Ray’s testimony concerning the necessity for a “filtering system and flow straightening system” at the entrance to the pipe at the dam, in contrast, was not only irrelevant to these issues, but actually contradicted the express terms of the contract, which contemplated a filtering system consisting only of a grate or guard that would prevent foreign objects over three inches in diameter from entering the pipeline. Its admission, therefore, was error.

*270Ray’s testimony that a sweeping radius pipe was necessary to replace the open raceway area between the thirty-inch pipe installed by the State and the old thirty-inch pipe running towards the mill under old highway 213 was inadmissible for similar reasons. The agreement was ambiguous as to whether the parties intended that a pipeline be constructed the entire distance from the new dam to the mill, and it was for the jury to determine whether the contract so required. Root v. Insurance Co., 272 N.C. 580, 158 S.E. 2d 829 (1968). Moreover, even if evidence that a pipe should have been installed within the raceway area to which Ray referred was admissible, nothing in the contract required the State to install anything more than the thirty-inch pipe expressly mentioned, and testimony concerning the sweeping radius pipe should have been excluded.
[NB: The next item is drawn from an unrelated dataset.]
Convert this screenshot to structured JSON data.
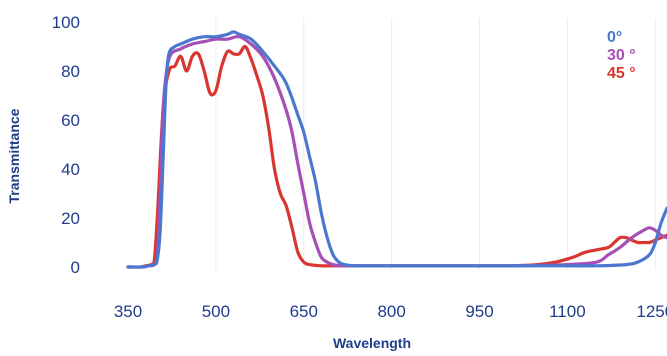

[3] Defendant has also assigned error to the denial of its motion for a directed verdict at the close of all of the evidence on the grounds that the evidence established as a matter of law that defendant fully complied with the terms of the contract. We find no error. Viewed in the light most favorable to plaintiff, the nonmoving party, ample evidence was presented from which the jury could infer that the system as constructed did not substantially conform to the terms of the agreement contained in the consent judgment in that the exit end of the new pipeline was higher than the level of the dam, and a slide gate to the dam which was broken during construction was never properly repaired. In addition, the ambiguity of the contract as to the length of the pipe to be installed was for the jury to resolve.

That the incompetent evidence which was erroneously admitted impermissibly affected the verdict is confirmed by the trial court’s instructions to the jury. In those instructions the court referred to the testimony of the witness Ray concerning the complicated filtration and dispersal system and to his testimony concerning the cost of these items. Although the court later properly instructed the jury that “there is no duty on the Defendant to construct a dam sufficient to turn the mill wheel or to install any filter system,” it thereafter instructed them that they could award up to $13,000.00 in damages. That $13,000.00 figure to which the trial court referred and which the jury subsequently adopted was based not only on Ray’s compe*271tent testimony concerning the cost of raising the dam, but also on his incompetent testimony concerning the cost of the filtering and flow straightening system and the sweeping radius pipe.

For errors in the admission of evidence, the defendant is entitled to a

New Trial.

Chief Judge Morris and Judge Hill concur.